Заметно, что врач пытается защитить страну, где ему «оказано было столько милостей». Но адрес его высказывания не вполне ясен. Высокомерие соотечественников британского хирурга вошло в поговорку, однако главную задачу Димсдейл видел в том, чтобы «поставить преграду лживым внушениям», которые, как ему «сделалось известно, распространяются в соседнем королевстве народом, преследующим своею завистью» Екатерину II и ее подданных. То есть речь шла о французах. И действительно, к 1780 году, когда врач взялся за перо, авторами из «соседнего королевства» уже были написаны горы книг о русской угрозе.
Противостояние России и Франции продолжалось до конца 80-х годов XVIII века. На полях этой невидимой войны проливались моря чернил. Прибывший в Петербург в августе 1775 года в свите нового посла маркиза де Жюиньи шевалье Мари Даниэль Буре де Корберон много и зло писал о стране пребывания. «Склонные ко всем порокам, вызванным роскошью, развращенные раньше, чем успели пройти различные ступени зрелости, русские походят на плоды зеленые, но уже гнилые, без сочности и сладости, и которые никогда не смогут приобрести надлежащего вкуса»[770]. Особенно дипломата задевало перенимание французской культуры, происходившее без глубоких внутренних изменений — исключительно на внешнем уровне. «Обедал на даче князя Куракина, — записал шевалье в дневнике. — Он принял нас с простодушной любезностью, к каковой русские отменно способны, подражая нам в приемах и обхождении»[771]. Однако не приведи бог доверять такой любезности, в другом месте автор порицал «князя Одоевского, который, как большинство русских, с виду любезен, но в сущности легкомыслен и лжив»[772].
Корберон называл себя учеником Руссо и потому считал своим долгом противостоять России не только в политическом, но и в идеологическом плане. Претензии петербургского кабинета играть одну из первых скрипок в оркестре европейских держав представлялись ему необоснованными. «Этот народ мнит себя одним из наиболее сильных и могущественных, — доносил дипломат в Версаль в 1777 году. — Россия обладает в десять раз большим количеством земли, нежели Франция… Она могла бы иметь сто миллионов жителей, в действительности же насчитывает около семнадцати. Если б этому порабощенному народу была дана свобода, если бы у него было развито огражденное законом право собственности, если б, наконец, у него было правильное понятие о торговле и внутреннем управлении, он мог бы достигнуть состояния расцвета и благоденствия, от которых в данный момент он также далек, как в 1440 году»[773].

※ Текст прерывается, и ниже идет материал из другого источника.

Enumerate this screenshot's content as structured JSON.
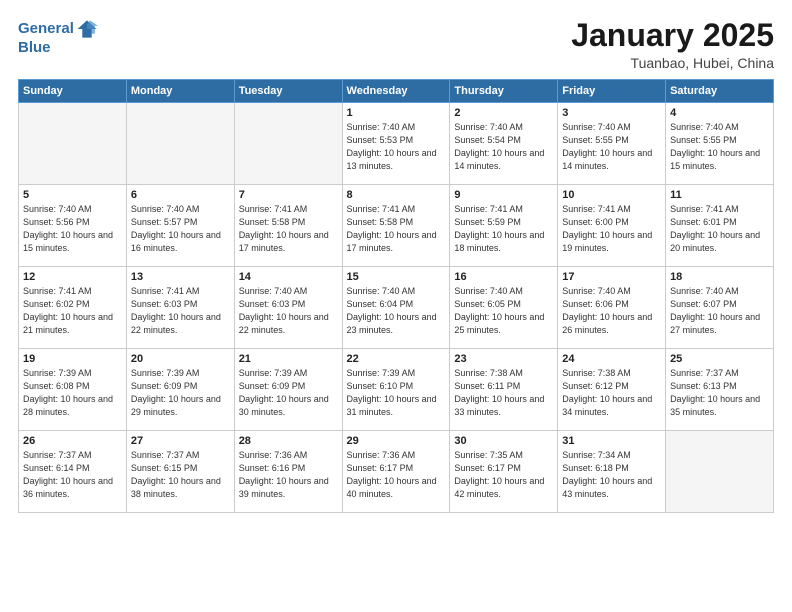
{
  "header": {
    "logo_line1": "General",
    "logo_line2": "Blue",
    "title": "January 2025",
    "subtitle": "Tuanbao, Hubei, China"
  },
  "days_of_week": [
    "Sunday",
    "Monday",
    "Tuesday",
    "Wednesday",
    "Thursday",
    "Friday",
    "Saturday"
  ],
  "weeks": [
    [
      {
        "num": "",
        "empty": true
      },
      {
        "num": "",
        "empty": true
      },
      {
        "num": "",
        "empty": true
      },
      {
        "num": "1",
        "sunrise": "7:40 AM",
        "sunset": "5:53 PM",
        "daylight": "10 hours and 13 minutes."
      },
      {
        "num": "2",
        "sunrise": "7:40 AM",
        "sunset": "5:54 PM",
        "daylight": "10 hours and 14 minutes."
      },
      {
        "num": "3",
        "sunrise": "7:40 AM",
        "sunset": "5:55 PM",
        "daylight": "10 hours and 14 minutes."
      },
      {
        "num": "4",
        "sunrise": "7:40 AM",
        "sunset": "5:55 PM",
        "daylight": "10 hours and 15 minutes."
      }
    ],
    [
      {
        "num": "5",
        "sunrise": "7:40 AM",
        "sunset": "5:56 PM",
        "daylight": "10 hours and 15 minutes."
      },
      {
        "num": "6",
        "sunrise": "7:40 AM",
        "sunset": "5:57 PM",
        "daylight": "10 hours and 16 minutes."
      },
      {
        "num": "7",
        "sunrise": "7:41 AM",
        "sunset": "5:58 PM",
        "daylight": "10 hours and 17 minutes."
      },
      {
        "num": "8",
        "sunrise": "7:41 AM",
        "sunset": "5:58 PM",
        "daylight": "10 hours and 17 minutes."
      },
      {
        "num": "9",
        "sunrise": "7:41 AM",
        "sunset": "5:59 PM",
        "daylight": "10 hours and 18 minutes."
      },
      {
        "num": "10",
        "sunrise": "7:41 AM",
        "sunset": "6:00 PM",
        "daylight": "10 hours and 19 minutes."
      },
      {
        "num": "11",
        "sunrise": "7:41 AM",
        "sunset": "6:01 PM",
        "daylight": "10 hours and 20 minutes."
      }
    ],
    [
      {
        "num": "12",
        "sunrise": "7:41 AM",
        "sunset": "6:02 PM",
        "daylight": "10 hours and 21 minutes."
      },
      {
        "num": "13",
        "sunrise": "7:41 AM",
        "sunset": "6:03 PM",
        "daylight": "10 hours and 22 minutes."
      },
      {
        "num": "14",
        "sunrise": "7:40 AM",
        "sunset": "6:03 PM",
        "daylight": "10 hours and 22 minutes."
      },
      {
        "num": "15",
        "sunrise": "7:40 AM",
        "sunset": "6:04 PM",
        "daylight": "10 hours and 23 minutes."
      },
      {
        "num": "16",
        "sunrise": "7:40 AM",
        "sunset": "6:05 PM",
        "daylight": "10 hours and 25 minutes."
      },
      {
        "num": "17",
        "sunrise": "7:40 AM",
        "sunset": "6:06 PM",
        "daylight": "10 hours and 26 minutes."
      },
      {
        "num": "18",
        "sunrise": "7:40 AM",
        "sunset": "6:07 PM",
        "daylight": "10 hours and 27 minutes."
      }
    ],
    [
      {
        "num": "19",
        "sunrise": "7:39 AM",
        "sunset": "6:08 PM",
        "daylight": "10 hours and 28 minutes."
      },
      {
        "num": "20",
        "sunrise": "7:39 AM",
        "sunset": "6:09 PM",
        "daylight": "10 hours and 29 minutes."
      },
      {
        "num": "21",
        "sunrise": "7:39 AM",
        "sunset": "6:09 PM",
        "daylight": "10 hours and 30 minutes."
      },
      {
        "num": "22",
        "sunrise": "7:39 AM",
        "sunset": "6:10 PM",
        "daylight": "10 hours and 31 minutes."
      },
      {
        "num": "23",
        "sunrise": "7:38 AM",
        "sunset": "6:11 PM",
        "daylight": "10 hours and 33 minutes."
      },
      {
        "num": "24",
        "sunrise": "7:38 AM",
        "sunset": "6:12 PM",
        "daylight": "10 hours and 34 minutes."
      },
      {
        "num": "25",
        "sunrise": "7:37 AM",
        "sunset": "6:13 PM",
        "daylight": "10 hours and 35 minutes."
      }
    ],
    [
      {
        "num": "26",
        "sunrise": "7:37 AM",
        "sunset": "6:14 PM",
        "daylight": "10 hours and 36 minutes."
      },
      {
        "num": "27",
        "sunrise": "7:37 AM",
        "sunset": "6:15 PM",
        "daylight": "10 hours and 38 minutes."
      },
      {
        "num": "28",
        "sunrise": "7:36 AM",
        "sunset": "6:16 PM",
        "daylight": "10 hours and 39 minutes."
      },
      {
        "num": "29",
        "sunrise": "7:36 AM",
        "sunset": "6:17 PM",
        "daylight": "10 hours and 40 minutes."
      },
      {
        "num": "30",
        "sunrise": "7:35 AM",
        "sunset": "6:17 PM",
        "daylight": "10 hours and 42 minutes."
      },
      {
        "num": "31",
        "sunrise": "7:34 AM",
        "sunset": "6:18 PM",
        "daylight": "10 hours and 43 minutes."
      },
      {
        "num": "",
        "empty": true
      }
    ]
  ]
}
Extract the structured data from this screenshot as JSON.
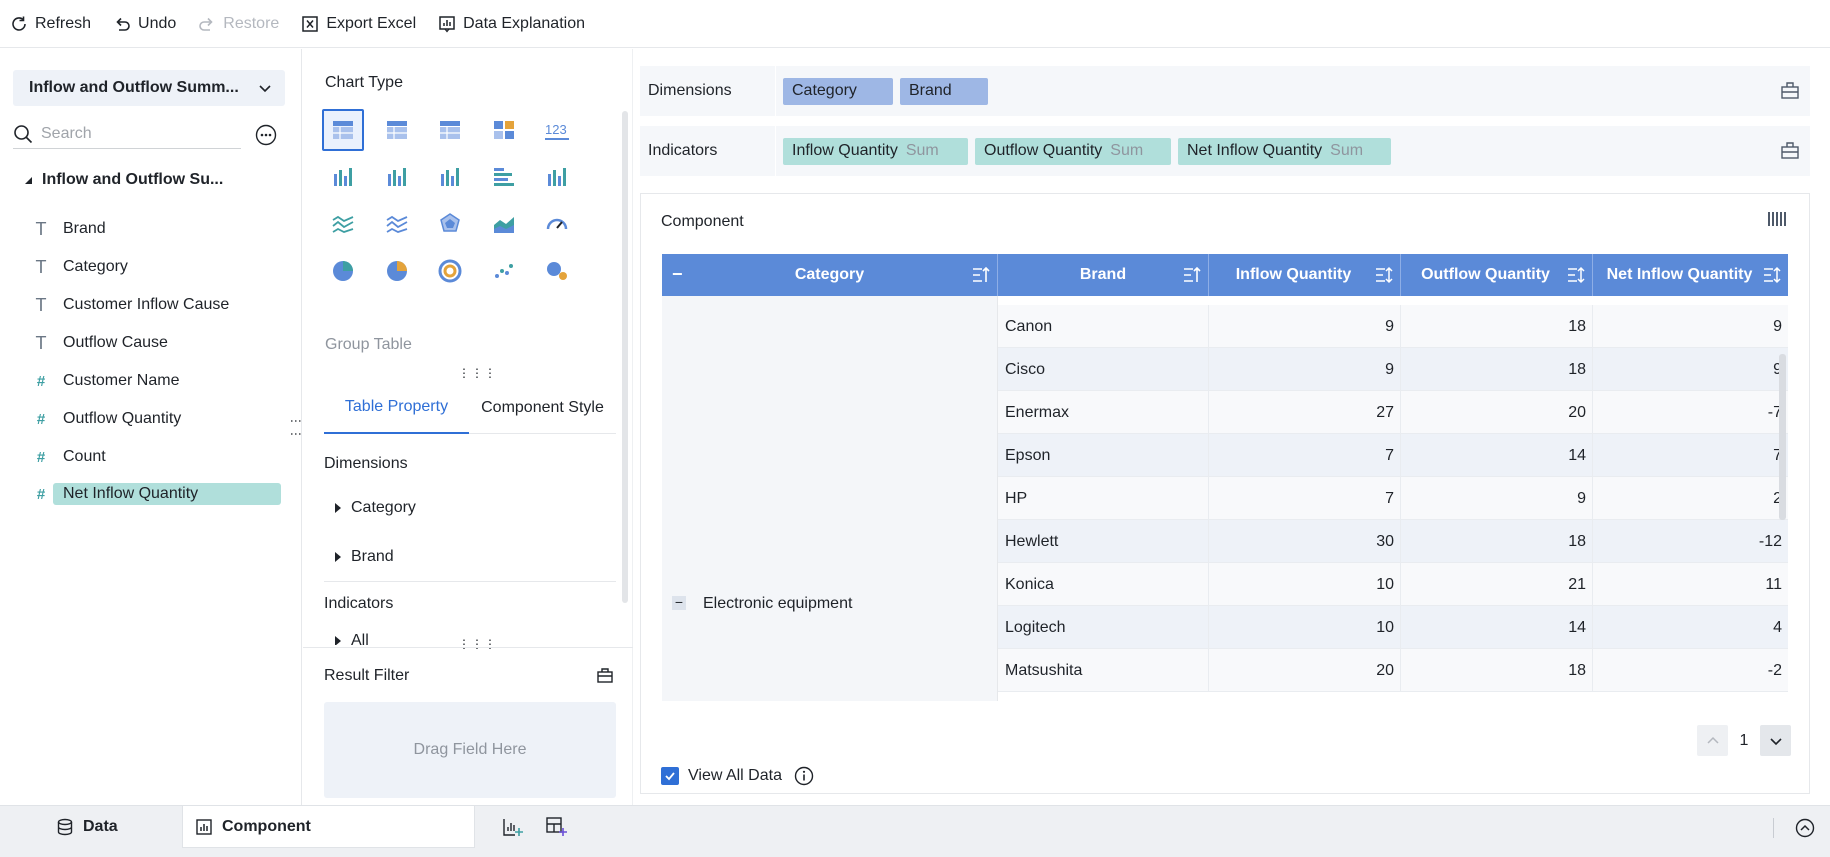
{
  "toolbar": {
    "refresh": "Refresh",
    "undo": "Undo",
    "restore": "Restore",
    "export_excel": "Export Excel",
    "data_explanation": "Data Explanation"
  },
  "left_panel": {
    "dataset_name": "Inflow and Outflow Summ...",
    "search_placeholder": "Search",
    "tree_root": "Inflow and Outflow Su...",
    "fields": [
      {
        "label": "Brand",
        "type": "text"
      },
      {
        "label": "Category",
        "type": "text"
      },
      {
        "label": "Customer Inflow Cause",
        "type": "text"
      },
      {
        "label": "Outflow Cause",
        "type": "text"
      },
      {
        "label": "Customer Name",
        "type": "number"
      },
      {
        "label": "Outflow Quantity",
        "type": "number"
      },
      {
        "label": "Count",
        "type": "number"
      },
      {
        "label": "Net Inflow Quantity",
        "type": "number",
        "selected": true
      }
    ]
  },
  "middle_panel": {
    "chart_type_title": "Chart Type",
    "selected_chart_type": "Group Table",
    "tabs": [
      "Table Property",
      "Component Style"
    ],
    "dimensions_title": "Dimensions",
    "dimension_items": [
      "Category",
      "Brand"
    ],
    "indicators_title": "Indicators",
    "indicator_items": [
      "All"
    ],
    "result_filter_title": "Result Filter",
    "drop_placeholder": "Drag Field Here"
  },
  "right_panel": {
    "dimensions_label": "Dimensions",
    "dimension_pills": [
      "Category",
      "Brand"
    ],
    "indicators_label": "Indicators",
    "indicator_pills": [
      {
        "name": "Inflow Quantity",
        "agg": "Sum"
      },
      {
        "name": "Outflow Quantity",
        "agg": "Sum"
      },
      {
        "name": "Net Inflow Quantity",
        "agg": "Sum"
      }
    ],
    "component_title": "Component",
    "table": {
      "columns": [
        "Category",
        "Brand",
        "Inflow Quantity",
        "Outflow Quantity",
        "Net Inflow Quantity"
      ],
      "group_label": "Electronic equipment",
      "rows": [
        [
          "Canon",
          "9",
          "18",
          "9"
        ],
        [
          "Cisco",
          "9",
          "18",
          "9"
        ],
        [
          "Enermax",
          "27",
          "20",
          "-7"
        ],
        [
          "Epson",
          "7",
          "14",
          "7"
        ],
        [
          "HP",
          "7",
          "9",
          "2"
        ],
        [
          "Hewlett",
          "30",
          "18",
          "-12"
        ],
        [
          "Konica",
          "10",
          "21",
          "11"
        ],
        [
          "Logitech",
          "10",
          "14",
          "4"
        ],
        [
          "Matsushita",
          "20",
          "18",
          "-2"
        ]
      ]
    },
    "page_number": "1",
    "view_all_data": "View All Data"
  },
  "bottom_bar": {
    "data_tab": "Data",
    "component_tab": "Component"
  },
  "colors": {
    "header_blue": "#5b8ad8",
    "accent_blue": "#2f6fd6",
    "dimension_pill": "#9eb7e5",
    "indicator_pill": "#b0dfdb"
  }
}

И при таком уровне развития русские дерзали испытывать патриотические чувства! Ботик Петра I, на который умилялись поколения путешественников, вызвал у дипломата приступ ипохондрии: «Это маленькое судно хранится теперь в одном доме, и кто желает видеть его, должен из чувства уважения снять шпагу, и, когда в торжественных случаях его пускают в воду, в него садится сама императрица, а на веслах помещаются высшие сановники государства. Мне очень нравится, друг мой, если такая восторженная торжественность применяется в тех случаях, где проявляется величие нации. Но как далеки еще русские от этого благородного чувства народной гордости, которое мы видим во Франции и которым восторгаемся в Англии!»[774] Дипломат считал, что вельможи, разъезжая на заслуженном «дедушке русского флота», имитировали «народную гордость», подражая французам и англичанам.
Корберон не чувствовал себя уютно, он постоянно повторял в донесениях, как «ужасно злословят в этой стране», как подозрительно относятся к приезжим. В то же время шевалье мечтал сделать в Петербурге карьеру и, если удастся, разбогатеть. Когда в ноябре 1777 года де Жюиньи покинул Россию, его честолюбивый помощник занял место поверенного в делах и всерьез рассчитывал на должность посла. В это время он часто писал на родину, давая характеристику России.
«Недостаточно иметь солдат и богатство, надобно иметь государственных людей; надобно, чтобы было национальное единение для процветания добродетелей… Надо подумать о побудительных началах, прежде чем желать, чтобы машина пошла в ход… В этом громадном государстве я вижу только государыню, женщину выше своего пола, но ниже созданного о ней мнения; министры слабы, низкопоклонны, без гения; народ — раб без характера и энергии; великие замыслы честолюбия и негодные приемы, чтобы выполнить их и вызвать к жизни… Пустая, праздная и необразованная молодежь не дает надежды на полезных и ценных подданных в будущем. Несколько проблесков ума, несколько поверхностных знаний могут поразить иностранца в обществе, бегло его посещающего; но при близком знакомстве вы не остановитесь ни на одной черте силы или гения, ни на одном решительном действии, ни на одном твердо усвоенном вкусе, ни на одном определенном и последовательном поступке: эти люди с прекрасными воротничками и без рубашки… Вот, друг мой, какова эта блестящая нация, изумительная по газетам и такая бедная, как только вы видите ее у себя дома».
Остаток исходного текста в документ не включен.